Indeed. There are many missing features in Safari, including such basic stuff as allowing you to set the download attribute on hyperlinks. That makes it very difficult to write client-side apps for Safari (at least if you want to allow the user to save the output to disk). This is a personal pain point that's bitten me several times.
For those who aren't familiar with the problem, say you've written a cool web app that creates (just for example) ZIP files. You want to let the user save these to disk. In Chrome, Firefox, or Opera, this is dirt-simple. Put the ZIP data in a data URL, set the href attribute of the link to the data URL, and set the download attribute to "yourcoolfilename.zip" (or whatever you want). Boom. Done. User clicks the link, data downloads to "yourcoolfilename.zip". Totally streamlined.
Not in Safari. The best you can do there is open up the data URL in a new window (which of course ignores any mime type you've set, so the user gets an ugly screen full of binary data) and tell them to use Save As to save the mess. Very nasty.
Chrome has had this feature for 20 (!) versions, Firefox for 9, Opera for 5. It even works on the Android and Blackberry browsers.
Even IE allows this (in a completely non-standard and convoluted way, naturally, but it can be done).
Why can't they just use v8 or spidermonkey? Why invest time on creating something that will be only marginally superior (maybe?) than current open source technologies?
It's great that Apple has smart engineers working on this.
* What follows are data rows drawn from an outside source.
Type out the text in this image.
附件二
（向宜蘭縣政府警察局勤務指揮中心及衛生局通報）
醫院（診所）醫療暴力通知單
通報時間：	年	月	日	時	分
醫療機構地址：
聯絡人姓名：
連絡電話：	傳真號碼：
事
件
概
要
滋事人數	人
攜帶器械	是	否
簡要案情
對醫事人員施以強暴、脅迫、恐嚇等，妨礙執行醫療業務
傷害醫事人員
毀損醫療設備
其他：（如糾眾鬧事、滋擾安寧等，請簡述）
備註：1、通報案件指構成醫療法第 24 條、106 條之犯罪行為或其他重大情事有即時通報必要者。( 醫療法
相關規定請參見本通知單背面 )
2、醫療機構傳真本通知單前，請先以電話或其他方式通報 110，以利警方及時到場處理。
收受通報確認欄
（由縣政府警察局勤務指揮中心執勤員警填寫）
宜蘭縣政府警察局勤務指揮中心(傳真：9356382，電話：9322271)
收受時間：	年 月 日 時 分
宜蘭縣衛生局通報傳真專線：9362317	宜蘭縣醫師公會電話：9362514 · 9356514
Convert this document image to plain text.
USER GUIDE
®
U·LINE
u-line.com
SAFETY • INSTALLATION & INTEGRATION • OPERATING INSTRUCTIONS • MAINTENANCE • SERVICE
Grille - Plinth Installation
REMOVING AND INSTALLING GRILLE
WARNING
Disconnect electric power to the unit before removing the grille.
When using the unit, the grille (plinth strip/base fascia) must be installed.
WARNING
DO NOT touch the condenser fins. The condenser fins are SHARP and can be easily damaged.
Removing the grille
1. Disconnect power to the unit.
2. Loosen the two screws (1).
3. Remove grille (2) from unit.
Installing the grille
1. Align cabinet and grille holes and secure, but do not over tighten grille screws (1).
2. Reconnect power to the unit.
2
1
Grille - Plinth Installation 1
It's trying out a new approach that neither v8 or spidermonkey have - to use LLVM as a 4th tier JIT. This is how interesting things happen.
The world would be a poorer place if we had fewer independent implementations, as each has its own design and architecture.
I think there is a lot of hyperbole around the whole JIT in webview thing from people who don't have a good grasp of where the performance problems are on mobile web.